早上在CPlusPlus版看到这么一个帖,“一道面试题,switch的变态语法”,该帖内容如下:
http://www.newsmth.net/bbstcon.php?board=CPlusPlus&gid=122076
发信人: ajaxchelsea (切尔斯基), 信区: CPlusPlus
标 题: 一道面试题,switch的变态语法
发信站: 水木社区 (Tue Aug 23 21:11:37 2005), 站内/*
* 让你猜猜下面这个函数是干嘛的
* 幸亏俺常在水木漂,不受“语法臭蛋”影响
* 一下就猜出这是strcpy,呵呵
*/
void foo(char* a, char* b, int len){
switch(len & 7) {
default:
while (len > 7) {
len -= 8;
*b++ = *a++;
case 7:*b++ = *a++;
case 6:*b++ = *a++;
case 5:*b++ = *a++;
case 4:*b++ = *a++;
case 3:*b++ = *a++;
case 2:*b++ = *a++;
case 1:*b++ = *a++;
}
}
}
后边有人指出是Duff’s device,于是去google了一下,Duff本人原话如下:
http://www.lysator.liu.se/c/duffs-device.html
From research!ucbvax!dagobah!td Sun Nov 13 07:35:46
1983
Received: by ucbvax.ARPA (4.16/4.13) id AA18997; Sun, 13 Nov
83 07:35:46 pst
Received: by dagobah.LFL (4.6/4.6b) id AA01034;
Thu, 10 Nov 83 17:57:56 PST
Date: Thu, 10 Nov 83 17:57:56 PST
From: ucbvax!dagobah!td (Tom Duff)
Message-Id:
<8311110157.AA01034@dagobah.LFL>
To: ucbvax!decvax!hcr!rrg, ucbvax!ihnp4!hcr!rrg, ucbvax!research!dmr, ucbvax!research!rob
Consider the following routine, abstracted from code which copies an array of
shorts into the Programmed IO data register of an Evans & Sutherland Picture
System II:
send(to, from, count) register short *to, *from; register count; { do *to = *from++; while(--count>0); }
(Obviously, this fails if the count is zero.)
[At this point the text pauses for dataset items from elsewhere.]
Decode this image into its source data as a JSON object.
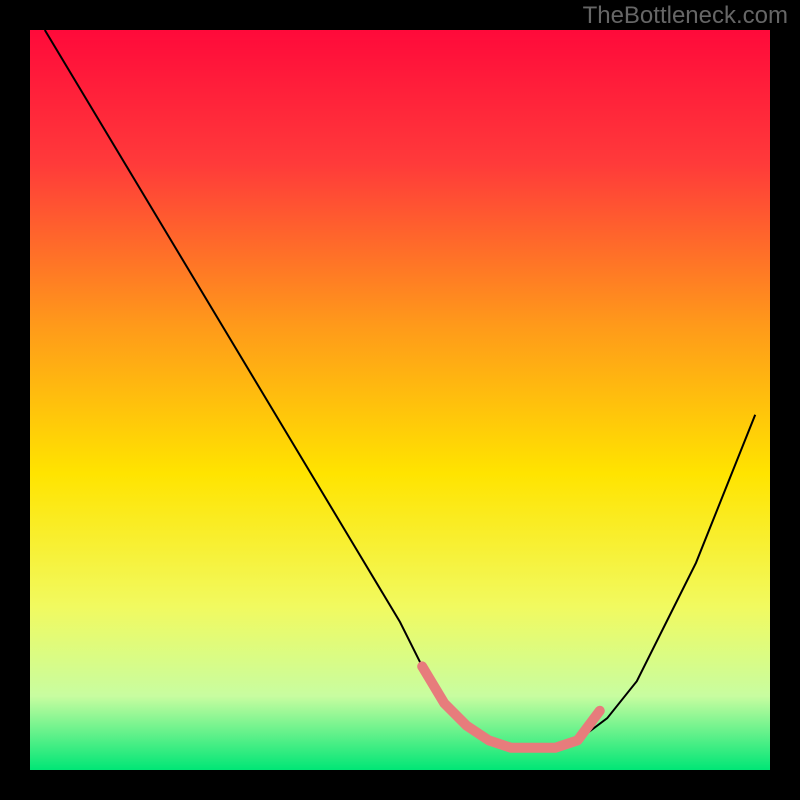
{
  "watermark": "TheBottleneck.com",
  "chart_data": {
    "type": "line",
    "title": "",
    "xlabel": "",
    "ylabel": "",
    "xlim": [
      0,
      100
    ],
    "ylim": [
      0,
      100
    ],
    "gradient_stops": [
      {
        "offset": 0,
        "color": "#ff0a3a"
      },
      {
        "offset": 18,
        "color": "#ff3a3a"
      },
      {
        "offset": 40,
        "color": "#ff9a1a"
      },
      {
        "offset": 60,
        "color": "#ffe400"
      },
      {
        "offset": 78,
        "color": "#f1fa60"
      },
      {
        "offset": 90,
        "color": "#c8fda0"
      },
      {
        "offset": 100,
        "color": "#00e676"
      }
    ],
    "series": [
      {
        "name": "bottleneck-curve",
        "color": "#000000",
        "width": 2,
        "x": [
          2,
          8,
          14,
          20,
          26,
          32,
          38,
          44,
          50,
          53,
          56,
          59,
          62,
          65,
          68,
          71,
          74,
          78,
          82,
          86,
          90,
          94,
          98
        ],
        "values": [
          100,
          90,
          80,
          70,
          60,
          50,
          40,
          30,
          20,
          14,
          9,
          6,
          4,
          3,
          3,
          3,
          4,
          7,
          12,
          20,
          28,
          38,
          48
        ]
      },
      {
        "name": "sweet-spot",
        "color": "#e77c7c",
        "width": 10,
        "linecap": "round",
        "x": [
          53,
          56,
          59,
          62,
          65,
          68,
          71,
          74,
          77
        ],
        "values": [
          14,
          9,
          6,
          4,
          3,
          3,
          3,
          4,
          8
        ]
      }
    ]
  }
}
The VAX C compiler compiles
the loop into 2 instructions (a movw and a sobleq,
I think.) As it
turns out, this loop was the bottleneck in a real-time animation playback
program which ran too slowly by about 50%. The standard way to get
more speed out of something like this is to unwind the loop a few times,
decreasing the number of sobleqs. When you do that, you wind up with a
leftover partial loop. I usually handle this in C with a switch that
indexes a list of copies of the original loop body. Of course, if I
were writing assembly language code, I’d just jump into the middle of the
unwound loop to deal with the leftovers. Thinking about this yesterday, the following implementation occurred to me:
send(to, from, count) register short *to, *from; register count; { register n=(count+7)/8; switch(count%8){ case 0: do{ *to = *from++; case 7: *to = *from++; case 6: *to = *from++; case 5: *to = *from++; case 4: *to = *from++; case 3: *to = *from++; case 2: *to = *from++; case 1: *to = *from++; }while(--n>0); } }
Disgusting, no? But it compiles and runs just fine. I
feel a combination of pride and revulsion at this discovery. If no
one’s thought of it before, I think I’ll name it after myself.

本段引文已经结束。